The recipe is bland without some changes. I made the following changes, and it was fabulous. I added to the sauce mixture: 1 tsp basil 1 tsp italian seasoning 2 cloves garlic 1 c. lowfat ricotta 1 sauteed zucchini 1 1/2 c. sauteed mushrooms 1/2 pack frozen spinach and increased the spaghetti sauce to 2 cups, increased salt to 1/2 teaspoon.


I have used crumbled tofu in place of cottage cheese several times, and it always turns out great. The key is to make the dish, such as lasagna, ahead of time, and let it set in the fridge overnight. It allows the tofu to "soak up" the flavors from the dish, and masks the "tofu-y" flavor. When you're ready to serve, just reheat it in the oven.
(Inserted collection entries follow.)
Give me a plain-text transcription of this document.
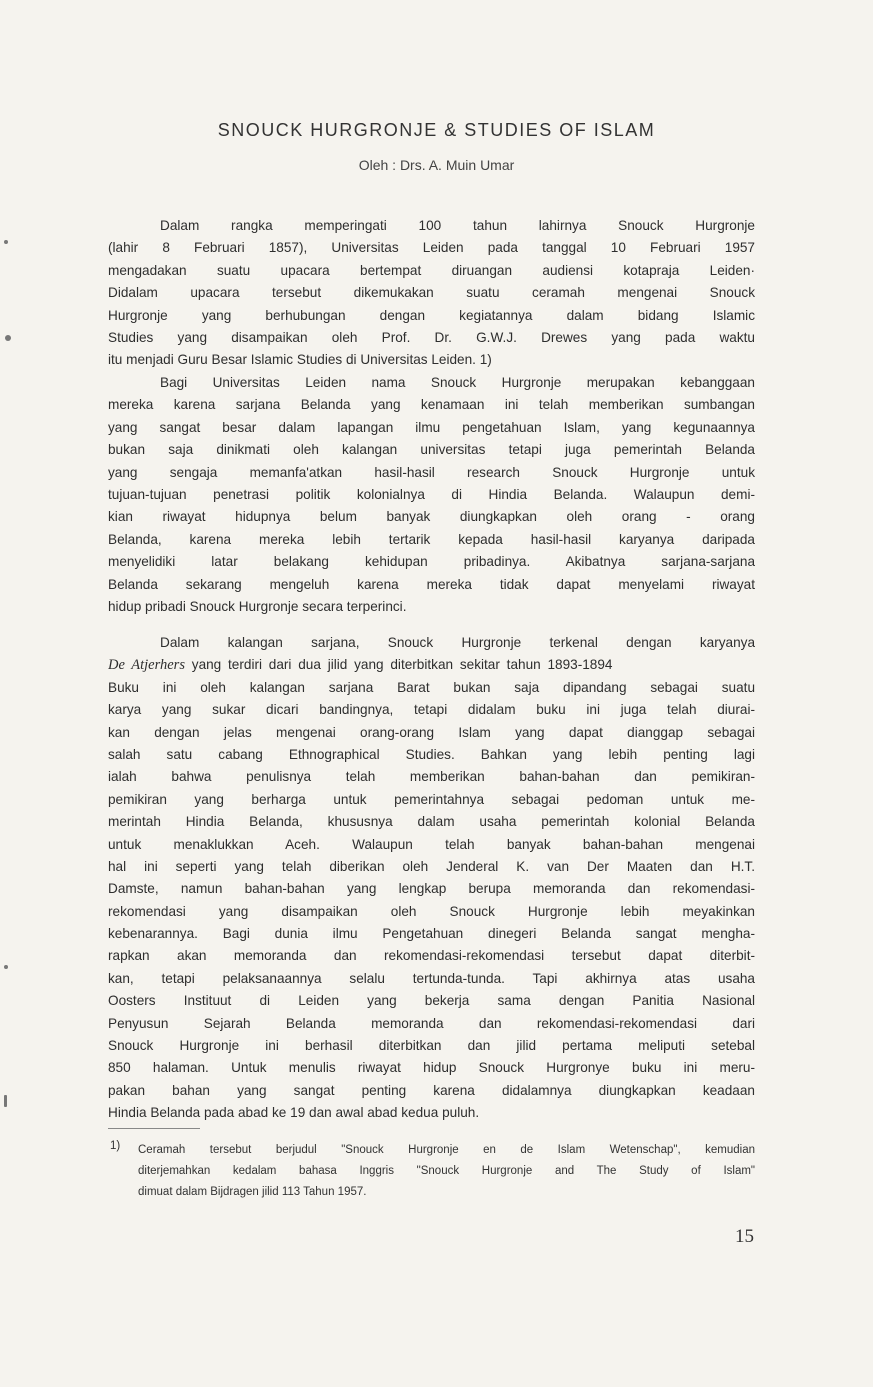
SNOUCK HURGRONJE & STUDIES OF ISLAM
Oleh : Drs. A. Muin Umar
Dalam rangka memperingati 100 tahun lahirnya Snouck Hurgronje
(lahir 8 Februari 1857), Universitas Leiden pada tanggal 10 Februari 1957
mengadakan suatu upacara bertempat diruangan audiensi kotapraja Leiden·
Didalam upacara tersebut dikemukakan suatu ceramah mengenai Snouck
Hurgronje yang berhubungan dengan kegiatannya dalam bidang Islamic
Studies yang disampaikan oleh Prof. Dr. G.W.J. Drewes yang pada waktu
itu menjadi Guru Besar Islamic Studies di Universitas Leiden. 1)
Bagi Universitas Leiden nama Snouck Hurgronje merupakan kebanggaan
mereka karena sarjana Belanda yang kenamaan ini telah memberikan sumbangan
yang sangat besar dalam lapangan ilmu pengetahuan Islam, yang kegunaannya
bukan saja dinikmati oleh kalangan universitas tetapi juga pemerintah Belanda
yang sengaja memanfa'atkan hasil-hasil research Snouck Hurgronje untuk
tujuan-tujuan penetrasi politik kolonialnya di Hindia Belanda. Walaupun demi-
kian riwayat hidupnya belum banyak diungkapkan oleh orang - orang
Belanda, karena mereka lebih tertarik kepada hasil-hasil karyanya daripada
menyelidiki latar belakang kehidupan pribadinya. Akibatnya sarjana-sarjana
Belanda sekarang mengeluh karena mereka tidak dapat menyelami riwayat
hidup pribadi Snouck Hurgronje secara terperinci.
Dalam kalangan sarjana, Snouck Hurgronje terkenal dengan karyanya
De Atjerhers yang terdiri dari dua jilid yang diterbitkan sekitar tahun 1893-1894
Buku ini oleh kalangan sarjana Barat bukan saja dipandang sebagai suatu
karya yang sukar dicari bandingnya, tetapi didalam buku ini juga telah diurai-
kan dengan jelas mengenai orang-orang Islam yang dapat dianggap sebagai
salah satu cabang Ethnographical Studies. Bahkan yang lebih penting lagi
ialah bahwa penulisnya telah memberikan bahan-bahan dan pemikiran-
pemikiran yang berharga untuk pemerintahnya sebagai pedoman untuk me-
merintah Hindia Belanda, khususnya dalam usaha pemerintah kolonial Belanda
untuk menaklukkan Aceh. Walaupun telah banyak bahan-bahan mengenai
hal ini seperti yang telah diberikan oleh Jenderal K. van Der Maaten dan H.T.
Damste, namun bahan-bahan yang lengkap berupa memoranda dan rekomendasi-
rekomendasi yang disampaikan oleh Snouck Hurgronje lebih meyakinkan
kebenarannya. Bagi dunia ilmu Pengetahuan dinegeri Belanda sangat mengha-
rapkan akan memoranda dan rekomendasi-rekomendasi tersebut dapat diterbit-
kan, tetapi pelaksanaannya selalu tertunda-tunda. Tapi akhirnya atas usaha
Oosters Instituut di Leiden yang bekerja sama dengan Panitia Nasional
Penyusun Sejarah Belanda memoranda dan rekomendasi-rekomendasi dari
Snouck Hurgronje ini berhasil diterbitkan dan jilid pertama meliputi setebal
850 halaman. Untuk menulis riwayat hidup Snouck Hurgronye buku ini meru-
pakan bahan yang sangat penting karena didalamnya diungkapkan keadaan
Hindia Belanda pada abad ke 19 dan awal abad kedua puluh.
1) Ceramah tersebut berjudul "Snouck Hurgronje en de Islam Wetenschap", kemudian
diterjemahkan kedalam bahasa Inggris "Snouck Hurgronje and The Study of Islam"
dimuat dalam Bijdragen jilid 113 Tahun 1957.
15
Made this again tonight. Simpler this time around. I layered my tofu btwn 2 plates wrapped in paper towel (changing often if they become wet)... I did this for about 30-45 min prior to making this whole thing. The key is to NOT HAVE excess water in your sauce mixture--that's what makes it runny people! Anyhoo after I dried my tofu I eyballed my spices in a lg bowl, parsley, basil, italian seasoning, oregano, pinch of garlic salt, lemon pepper, grated parm cheese (I'd rather use the fresh one, but wanted more flavor in this mix--fresh added later), minced garlic and a smidge of olive oil. Mashed that all together the good old fashioned way (with my fingers--plus my toddler helped) and made it look like the consistency of ricotta cheese--amazing. Still used that Costco size Ragu parm sauce for this-dumped the entire jar in. Think it could be just a wee bit saucier, so I have a sm jar to pop open for the leftovers. Other than that...GREAT EASY RECIPE. Oh yeah and hubby loved it last time... didn't suspect a thing! My new way of making lasagna.